Talia never realized that Dmitri’s ideals sounded so unrealistic and utopian. “I never thought about it. He liked to be in control. I thought he leaned toward a hierarchy, and that does sound utopian. I don’t know what to think now.”
“He liked to be in control, yes?” he asked.
“He had trouble with authority,” she remembered. “He threw himself into his work, but he hated listening to his father. He had to be right and didn’t like to be told what to do. It made him crazy.”
“Did the two of you fight over control?”
“Sometimes,” she remembered. “We argued about Anya the day he left. I wanted her to be a free thinker, but he thought that she should only believe what he believed.”
“That’s a big issue. Who won that fight?”
“It wasn’t a fight. It was an argument. And no one. It was the last argument we ever had,” she replied. “We never resolved it, because he got called away to work and ended up dead. I felt bad. All he really wanted was for his little girl to look up to him. I never should have argued that. Yelling at each other is the last memory I have of my husband. Such a waste.”

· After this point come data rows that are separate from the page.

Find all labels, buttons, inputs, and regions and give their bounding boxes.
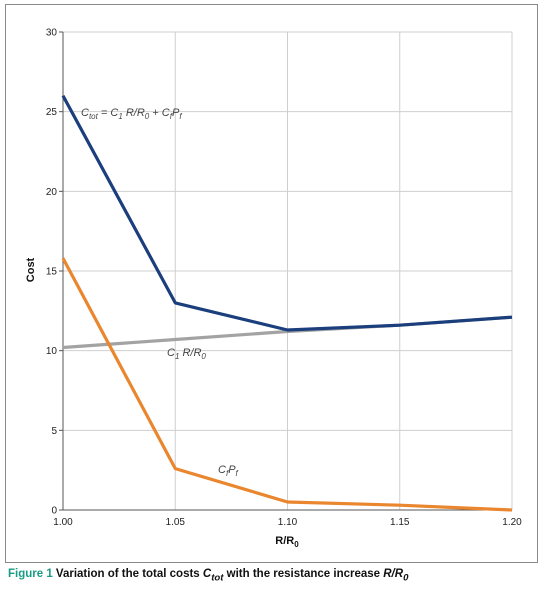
- y-tick-label: 5: [51, 426, 57, 437]
- y-axis-title: Cost: [25, 257, 37, 282]
- series-layer: [61, 94, 513, 512]
- figure-caption: Figure 1 Variation of the total costs Ct…: [8, 568, 409, 584]
- grid-layer: [59, 31, 513, 511]
- line-chart: 0 5 10 15 20 25 30 1.00 1.05 1.10 1.15 1.20 Ctot = …: [25, 28, 522, 550]
- y-tick-label: 25: [46, 107, 58, 118]
- series-label-0: Ctot = C1 R/R0 + CfPf: [81, 107, 182, 121]
- series-label-1: C1 R/R0: [167, 347, 206, 361]
- annotations: Ctot = C1 R/R0 + CfPf C1 R/R0 CfPf: [81, 107, 239, 478]
- figure-label: Figure 1: [8, 568, 53, 580]
- y-tick-label: 20: [46, 187, 58, 198]
- x-tick-label: 1.00: [53, 517, 73, 528]
- series-line-2: [61, 257, 513, 512]
- x-tick-label: 1.10: [278, 517, 298, 528]
- tick-labels: 0 5 10 15 20 25 30 1.00 1.05 1.10 1.15 1.20: [46, 28, 522, 529]
- series-label-2: CfPf: [218, 464, 239, 478]
- y-tick-label: 15: [46, 267, 58, 278]
- y-tick-label: 30: [46, 28, 58, 39]
- x-tick-label: 1.05: [166, 517, 186, 528]
- y-tick-label: 10: [46, 346, 58, 357]
- x-tick-label: 1.20: [502, 517, 522, 528]
- x-axis-title: R/R0: [275, 535, 299, 549]
- series-line-0: [61, 94, 513, 332]
- x-tick-label: 1.15: [390, 517, 410, 528]
- y-tick-label: 0: [51, 506, 57, 517]
- figure-frame: [5, 4, 538, 563]
- symbol: C: [202, 568, 212, 580]
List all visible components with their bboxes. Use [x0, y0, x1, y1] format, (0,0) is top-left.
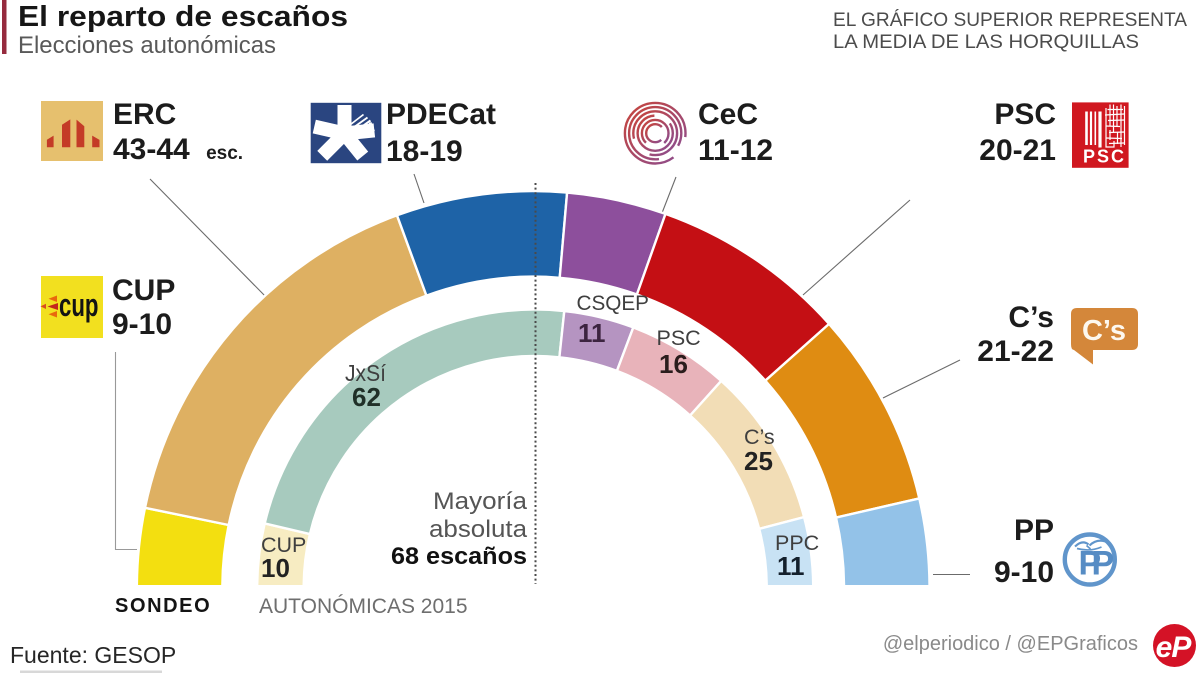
svg-text:10: 10	[261, 553, 290, 583]
svg-text:9-10: 9-10	[112, 308, 172, 341]
svg-text:El reparto de escaños: El reparto de escaños	[18, 1, 348, 33]
svg-text:PSC: PSC	[657, 326, 701, 350]
svg-text:absoluta: absoluta	[429, 516, 528, 543]
svg-text:Fuente: GESOP: Fuente: GESOP	[10, 642, 176, 668]
svg-text:LA MEDIA DE LAS HORQUILLAS: LA MEDIA DE LAS HORQUILLAS	[833, 31, 1139, 53]
svg-text:25: 25	[744, 446, 773, 476]
svg-text:C’s: C’s	[1008, 301, 1054, 334]
svg-text:18-19: 18-19	[386, 135, 463, 168]
svg-text:68 escaños: 68 escaños	[391, 543, 527, 570]
svg-text:Mayoría: Mayoría	[433, 488, 528, 515]
svg-text:PSC: PSC	[1083, 147, 1126, 167]
svg-text:16: 16	[659, 349, 688, 379]
svg-text:EL GRÁFICO SUPERIOR REPRESENTA: EL GRÁFICO SUPERIOR REPRESENTA	[833, 8, 1187, 31]
svg-text:CSQEP: CSQEP	[577, 291, 650, 315]
svg-text:cup: cup	[59, 287, 99, 323]
svg-text:CUP: CUP	[112, 274, 175, 307]
svg-text:CUP: CUP	[261, 533, 306, 557]
svg-text:21-22: 21-22	[977, 335, 1054, 368]
svg-text:62: 62	[352, 382, 381, 412]
svg-text:11: 11	[777, 551, 805, 581]
svg-text:CeC: CeC	[698, 98, 758, 131]
svg-text:C’s: C’s	[1082, 315, 1126, 347]
svg-text:@elperiodico / @EPGraficos: @elperiodico / @EPGraficos	[883, 633, 1138, 655]
svg-text:AUTONÓMICAS 2015: AUTONÓMICAS 2015	[259, 595, 468, 618]
svg-text:PP: PP	[1014, 514, 1054, 547]
svg-text:PPC: PPC	[775, 531, 819, 555]
svg-text:PSC: PSC	[994, 98, 1056, 131]
svg-text:11: 11	[578, 318, 606, 348]
svg-text:eP: eP	[1156, 631, 1193, 664]
svg-text:20-21: 20-21	[979, 134, 1056, 167]
svg-text:JxSí: JxSí	[345, 360, 387, 386]
svg-text:SONDEO: SONDEO	[115, 595, 211, 617]
svg-text:C’s: C’s	[744, 425, 775, 449]
svg-text:PDECat: PDECat	[386, 98, 496, 131]
svg-text:ERC: ERC	[113, 98, 176, 131]
svg-text:11-12: 11-12	[698, 134, 773, 167]
svg-text:Elecciones autonómicas: Elecciones autonómicas	[18, 32, 276, 59]
svg-text:9-10: 9-10	[994, 556, 1054, 589]
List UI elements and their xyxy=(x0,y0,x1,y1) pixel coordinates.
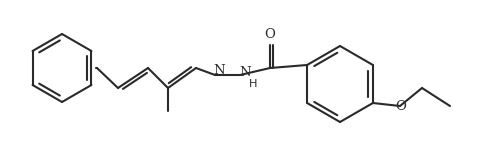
Text: O: O xyxy=(396,100,407,112)
Text: H: H xyxy=(249,79,257,89)
Text: N: N xyxy=(213,64,225,77)
Text: N: N xyxy=(239,66,251,79)
Text: O: O xyxy=(265,29,275,42)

“I’m sorry. I thought that understanding your relationship could help me help you with your dream. There has to be a reason for that dream. Looking back is typically the best way to sort it out.” He noticed her fidgeting with the ring on her right hand throughout the conversation. It was a gold band with blue birds painted on it. “That’s a beautiful ring. Is it special to you?”
“Yes it is special. It’s my wedding ring.”
“It’s beautiful. I didn’t realize. It’s on your right hand.”
“In the Uniate Church they wear them on their right hands,” she said. “It’s a Ukrainian tradition.”
“You mean he wasn’t Russian Orthodox? How can that be? He’s from Russia.”
“His family ties to Ukraine are stronger,” she replied. “That’s where Eduard and his mother, Anya, are from. You knew that.”
“Why does everything circle back to Ukraine?” he thought.